A physician looking after their own wellbeing properly can seem like an impossible task sometimes for highly stressed and overworked medical professionals. The Florida Medical Association (FMA) and medical societies across the country are bringing attention to the issue through National Physician Suicide Awareness Day.
“Physician well-being is at the heart of the Florida Medical Association’s mission to help physicians practice medicine,” said FMA President Joshua D. Lenchus. “Yet, far too many physicians endure mental health distress in isolation because of lingering stigmas and structural obstacles that prevent them from seeking help — often with devastating consequences.
“Physicians have one of the highest rates of death by suicide among any profession, and one death is too many. As a National Physician Suicide Awareness Day supporting organization, the FMA is committed to normalizing discussions about mental health in medicine and providing physicians with actionable resources to help them cope during moments of crisis.”
As the FMA acknowledges, concerns about physicians’ mental health aren’t a new thing, but recent data shows the severity of the problem. More than half — 55% — of physicians who responded to a Physicians Foundation survey in 2021 said they knew of a colleague who thought of, attempted or died of suicide.
“Physicians are at a higher risk of suicide and suicidal ideation than the general population,” according to the American Medical Association (AMA). “Suicidal ideation has been associated with high workload volume and medical errors.
“Although previous research linked physician burnout to depression and suicide, a recent investigation suggests that burnout and depression are separate experiences, with distinct consequences for physicians and their patients.

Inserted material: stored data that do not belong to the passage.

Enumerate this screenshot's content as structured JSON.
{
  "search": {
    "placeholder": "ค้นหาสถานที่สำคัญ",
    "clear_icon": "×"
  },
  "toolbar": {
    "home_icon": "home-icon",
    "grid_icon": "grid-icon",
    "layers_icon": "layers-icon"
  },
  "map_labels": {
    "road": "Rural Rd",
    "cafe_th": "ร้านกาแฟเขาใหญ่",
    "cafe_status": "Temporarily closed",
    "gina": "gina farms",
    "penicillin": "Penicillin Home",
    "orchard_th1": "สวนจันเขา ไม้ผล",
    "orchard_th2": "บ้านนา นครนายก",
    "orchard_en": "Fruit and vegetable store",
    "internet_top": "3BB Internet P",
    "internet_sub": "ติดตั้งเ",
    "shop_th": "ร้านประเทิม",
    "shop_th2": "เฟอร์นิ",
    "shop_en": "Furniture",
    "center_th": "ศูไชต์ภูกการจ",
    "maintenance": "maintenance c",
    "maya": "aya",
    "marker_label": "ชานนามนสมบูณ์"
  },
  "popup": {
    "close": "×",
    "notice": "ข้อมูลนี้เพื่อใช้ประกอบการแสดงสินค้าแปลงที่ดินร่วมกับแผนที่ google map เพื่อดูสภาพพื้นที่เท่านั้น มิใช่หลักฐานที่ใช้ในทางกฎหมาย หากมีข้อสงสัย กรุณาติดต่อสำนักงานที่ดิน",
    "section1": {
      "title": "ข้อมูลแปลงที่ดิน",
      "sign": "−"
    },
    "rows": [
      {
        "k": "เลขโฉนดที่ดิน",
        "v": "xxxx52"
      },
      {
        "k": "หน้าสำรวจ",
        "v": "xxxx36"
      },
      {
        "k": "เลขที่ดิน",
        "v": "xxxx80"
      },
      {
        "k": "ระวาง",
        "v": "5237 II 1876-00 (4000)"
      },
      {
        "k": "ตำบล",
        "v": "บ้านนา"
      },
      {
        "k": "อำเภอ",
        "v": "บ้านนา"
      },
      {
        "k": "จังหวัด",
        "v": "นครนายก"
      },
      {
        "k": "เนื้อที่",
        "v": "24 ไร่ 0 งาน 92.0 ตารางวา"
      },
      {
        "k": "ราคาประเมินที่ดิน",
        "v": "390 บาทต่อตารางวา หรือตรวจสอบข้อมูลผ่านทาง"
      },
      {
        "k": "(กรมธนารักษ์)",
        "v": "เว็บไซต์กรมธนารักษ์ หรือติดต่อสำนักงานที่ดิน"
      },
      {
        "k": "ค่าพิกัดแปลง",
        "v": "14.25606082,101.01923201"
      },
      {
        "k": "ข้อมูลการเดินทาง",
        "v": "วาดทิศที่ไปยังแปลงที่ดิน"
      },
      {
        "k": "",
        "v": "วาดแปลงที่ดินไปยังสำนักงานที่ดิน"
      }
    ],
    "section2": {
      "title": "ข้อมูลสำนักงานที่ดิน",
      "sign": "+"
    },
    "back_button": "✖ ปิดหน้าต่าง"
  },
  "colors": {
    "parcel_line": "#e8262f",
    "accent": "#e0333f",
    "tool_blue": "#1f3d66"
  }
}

Physicians who experience suicidal ideation have been shown to be less likely to seek the help they need.”
As a place to start, the organizations involved with NPSA Day, collected a few specific resources at npsaday.org/share-suicide-prevention-resources.
“More than one in three physicians do not believe that suicide prevention resources for physicians exist and are easy to access,” according to the FMA. “However, physicians have identified who and what supports their mental health — confidential therapy, counseling, or support phone lines.”